Climate Counts Says We're "Soaring"In December 2012, we scored ten points higher than in 2011 in the annual rankings by the nonpofit organization Climate Counts. Climate Counts scores the world’s largest companies on their climate impact to “spur corporate climate responsibility and conscious consumption.” Climate Counts awarded us a score of 85 in 2012, putting us in the “Soaring” category—Climate Counts’ highest— for “companies demonstrating exceptional leadership on climate change.” Only 15 companies of 145 were recognized in that category.
Expanding Arctic Home to EuropeIn early 2013, we extended our successful Arctic Home campaign to 17 countries in Europe, with a multimedia advertising campaign, special packaging and a launch event at London’s Science Museum.
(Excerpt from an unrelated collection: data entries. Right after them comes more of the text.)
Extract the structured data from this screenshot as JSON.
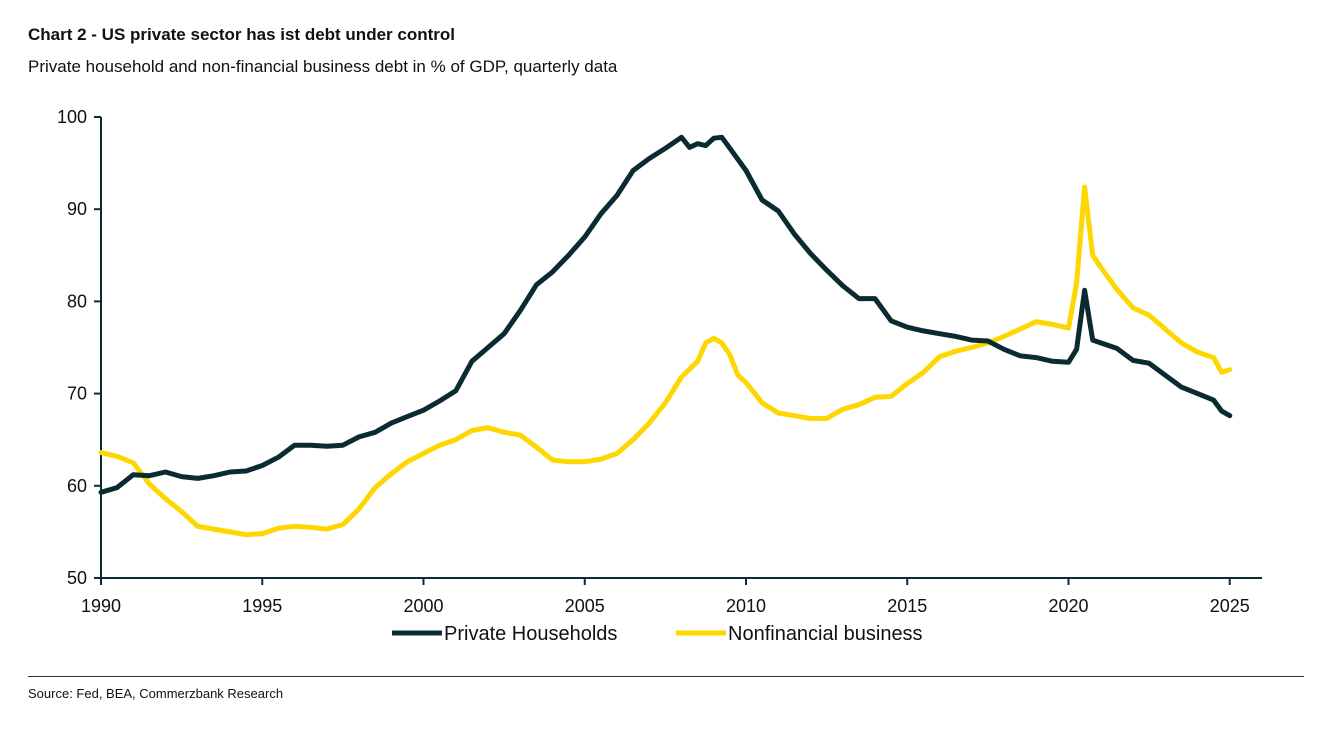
{
  "title": "Chart 2 - US private sector has ist debt under control",
  "subtitle": "Private household and non-financial business debt in % of GDP, quarterly data",
  "source": "Source: Fed, BEA, Commerzbank Research",
  "colors": {
    "households": "#0b2b33",
    "business": "#ffd700",
    "axis": "#0b2b33"
  },
  "chart_data": {
    "type": "line",
    "ylim": [
      50,
      100
    ],
    "xlim": [
      1990,
      2026
    ],
    "yticks": [
      50,
      60,
      70,
      80,
      90,
      100
    ],
    "xticks": [
      1990,
      1995,
      2000,
      2005,
      2010,
      2015,
      2020,
      2025
    ],
    "ytick_labels": [
      "50",
      "60",
      "70",
      "80",
      "90",
      "100"
    ],
    "xtick_labels": [
      "1990",
      "1995",
      "2000",
      "2005",
      "2010",
      "2015",
      "2020",
      "2025"
    ],
    "legend_position": "bottom",
    "grid": false,
    "series": [
      {
        "name": "Private Households",
        "color": "#0b2b33",
        "points": [
          [
            1990.0,
            59.3
          ],
          [
            1990.5,
            59.8
          ],
          [
            1991.0,
            61.2
          ],
          [
            1991.5,
            61.1
          ],
          [
            1992.0,
            61.5
          ],
          [
            1992.5,
            61.0
          ],
          [
            1993.0,
            60.8
          ],
          [
            1993.5,
            61.1
          ],
          [
            1994.0,
            61.5
          ],
          [
            1994.5,
            61.6
          ],
          [
            1995.0,
            62.2
          ],
          [
            1995.5,
            63.1
          ],
          [
            1996.0,
            64.4
          ],
          [
            1996.5,
            64.4
          ],
          [
            1997.0,
            64.3
          ],
          [
            1997.5,
            64.4
          ],
          [
            1998.0,
            65.3
          ],
          [
            1998.5,
            65.8
          ],
          [
            1999.0,
            66.8
          ],
          [
            1999.5,
            67.5
          ],
          [
            2000.0,
            68.2
          ],
          [
            2000.5,
            69.2
          ],
          [
            2001.0,
            70.3
          ],
          [
            2001.5,
            73.5
          ],
          [
            2002.0,
            75.0
          ],
          [
            2002.5,
            76.5
          ],
          [
            2003.0,
            79.0
          ],
          [
            2003.5,
            81.8
          ],
          [
            2004.0,
            83.2
          ],
          [
            2004.5,
            85.0
          ],
          [
            2005.0,
            87.0
          ],
          [
            2005.5,
            89.5
          ],
          [
            2006.0,
            91.5
          ],
          [
            2006.5,
            94.2
          ],
          [
            2007.0,
            95.5
          ],
          [
            2007.5,
            96.6
          ],
          [
            2008.0,
            97.8
          ],
          [
            2008.25,
            96.7
          ],
          [
            2008.5,
            97.1
          ],
          [
            2008.75,
            96.9
          ],
          [
            2009.0,
            97.7
          ],
          [
            2009.25,
            97.8
          ],
          [
            2009.5,
            96.6
          ],
          [
            2010.0,
            94.2
          ],
          [
            2010.5,
            91.0
          ],
          [
            2011.0,
            89.8
          ],
          [
            2011.5,
            87.3
          ],
          [
            2012.0,
            85.2
          ],
          [
            2012.5,
            83.4
          ],
          [
            2013.0,
            81.7
          ],
          [
            2013.5,
            80.3
          ],
          [
            2014.0,
            80.3
          ],
          [
            2014.5,
            77.9
          ],
          [
            2015.0,
            77.2
          ],
          [
            2015.5,
            76.8
          ],
          [
            2016.0,
            76.5
          ],
          [
            2016.5,
            76.2
          ],
          [
            2017.0,
            75.8
          ],
          [
            2017.5,
            75.7
          ],
          [
            2018.0,
            74.8
          ],
          [
            2018.5,
            74.1
          ],
          [
            2019.0,
            73.9
          ],
          [
            2019.5,
            73.5
          ],
          [
            2020.0,
            73.4
          ],
          [
            2020.25,
            74.8
          ],
          [
            2020.5,
            81.2
          ],
          [
            2020.75,
            75.8
          ],
          [
            2021.0,
            75.5
          ],
          [
            2021.5,
            74.9
          ],
          [
            2022.0,
            73.6
          ],
          [
            2022.5,
            73.3
          ],
          [
            2023.0,
            72.0
          ],
          [
            2023.5,
            70.7
          ],
          [
            2024.0,
            70.0
          ],
          [
            2024.5,
            69.3
          ],
          [
            2024.75,
            68.1
          ],
          [
            2025.0,
            67.6
          ]
        ]
      },
      {
        "name": "Nonfinancial business",
        "color": "#ffd700",
        "points": [
          [
            1990.0,
            63.6
          ],
          [
            1990.5,
            63.2
          ],
          [
            1991.0,
            62.5
          ],
          [
            1991.5,
            60.2
          ],
          [
            1992.0,
            58.6
          ],
          [
            1992.5,
            57.2
          ],
          [
            1993.0,
            55.6
          ],
          [
            1993.5,
            55.3
          ],
          [
            1994.0,
            55.0
          ],
          [
            1994.5,
            54.7
          ],
          [
            1995.0,
            54.8
          ],
          [
            1995.5,
            55.4
          ],
          [
            1996.0,
            55.6
          ],
          [
            1996.5,
            55.5
          ],
          [
            1997.0,
            55.3
          ],
          [
            1997.5,
            55.8
          ],
          [
            1998.0,
            57.5
          ],
          [
            1998.5,
            59.8
          ],
          [
            1999.0,
            61.3
          ],
          [
            1999.5,
            62.6
          ],
          [
            2000.0,
            63.5
          ],
          [
            2000.5,
            64.4
          ],
          [
            2001.0,
            65.0
          ],
          [
            2001.5,
            66.0
          ],
          [
            2002.0,
            66.3
          ],
          [
            2002.5,
            65.8
          ],
          [
            2003.0,
            65.5
          ],
          [
            2003.5,
            64.2
          ],
          [
            2004.0,
            62.8
          ],
          [
            2004.5,
            62.6
          ],
          [
            2005.0,
            62.6
          ],
          [
            2005.5,
            62.9
          ],
          [
            2006.0,
            63.5
          ],
          [
            2006.5,
            65.0
          ],
          [
            2007.0,
            66.8
          ],
          [
            2007.5,
            69.0
          ],
          [
            2008.0,
            71.8
          ],
          [
            2008.5,
            73.5
          ],
          [
            2008.75,
            75.5
          ],
          [
            2009.0,
            76.0
          ],
          [
            2009.25,
            75.5
          ],
          [
            2009.5,
            74.2
          ],
          [
            2009.75,
            72.0
          ],
          [
            2010.0,
            71.2
          ],
          [
            2010.5,
            69.0
          ],
          [
            2011.0,
            67.9
          ],
          [
            2011.5,
            67.6
          ],
          [
            2012.0,
            67.3
          ],
          [
            2012.5,
            67.3
          ],
          [
            2013.0,
            68.3
          ],
          [
            2013.5,
            68.8
          ],
          [
            2014.0,
            69.6
          ],
          [
            2014.5,
            69.7
          ],
          [
            2015.0,
            71.1
          ],
          [
            2015.5,
            72.3
          ],
          [
            2016.0,
            74.0
          ],
          [
            2016.5,
            74.6
          ],
          [
            2017.0,
            75.0
          ],
          [
            2017.5,
            75.5
          ],
          [
            2018.0,
            76.2
          ],
          [
            2018.5,
            77.0
          ],
          [
            2019.0,
            77.8
          ],
          [
            2019.5,
            77.5
          ],
          [
            2020.0,
            77.1
          ],
          [
            2020.25,
            82.0
          ],
          [
            2020.5,
            92.4
          ],
          [
            2020.75,
            85.0
          ],
          [
            2021.0,
            83.7
          ],
          [
            2021.5,
            81.3
          ],
          [
            2022.0,
            79.3
          ],
          [
            2022.5,
            78.5
          ],
          [
            2023.0,
            77.0
          ],
          [
            2023.5,
            75.5
          ],
          [
            2024.0,
            74.5
          ],
          [
            2024.5,
            73.9
          ],
          [
            2024.75,
            72.3
          ],
          [
            2025.0,
            72.6
          ]
        ]
      }
    ]
  }
}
Arctic Home aims to raise awareness and funds to preserve the habitat of polar bears, which is being seriously threatened by climate change. Beginning its third year in November 2013, Arctic Home is a five- year, $2 million commitment initiated with our longtime conservation partner, WWF. Read more about Arctic Home.
Collaborating to Curb EmissionsWe continue to partner with peer companies, NGOs, governments and others in addressing our greenhouse gas emissions and to encourage progress in response to climate change. We are proud to have recently supported The 3% Solution, a study by WWF and CDP that demonstrates how U.S. business can address climate change while driving significant economic value. Released in June 2013, the report identifies emission reduction investments with positive net present value that can save the U.S. private sector $780 billion while cutting carbon emissions by 1.2 gigatonnes over 10 years. A 3 percent annual reduction would not only curb greenhouse gas emissions, but it would also address the U.S Corporate ‘share’ of global emissions. Built upon rigorous analysis by leading consulting firms, including McKinsey&Company and POINT 380, The 3% Solution includes case studies from various sectors and offers the most compelling business case made to date for setting ambitious carbon reduction targets.
Moving Forward as the Evidence MountsCommunities around the world are already confronting the effects of climate change, including drought, flooding, storms, wildfires and record high temperatures. In 2012, Arctic sea ice diminished to its lowest level ever recorded. And in May 2013, atmospheric CO2 concentrations exceeded 400 parts-per-million for the first time in human history. Though we believe it is still possible to mitigate the worst effects of climate change, we believe the global community—civil society, governments and businesses, including us—must act quickly and do more to address greenhouse gas emissions.
Our Company aspires to do much.
We will continue to expand our sources of clean energy. We are developing
the means by which we will achieve our new goal of reducing the carbon footprint of “the drink in your hand” by 25 percent. And we will continue to lend our voice in support of relevant public policy and cross-sector initiatives that seek to reduce greenhouse gas emissions and protect the climate and communities worldwide.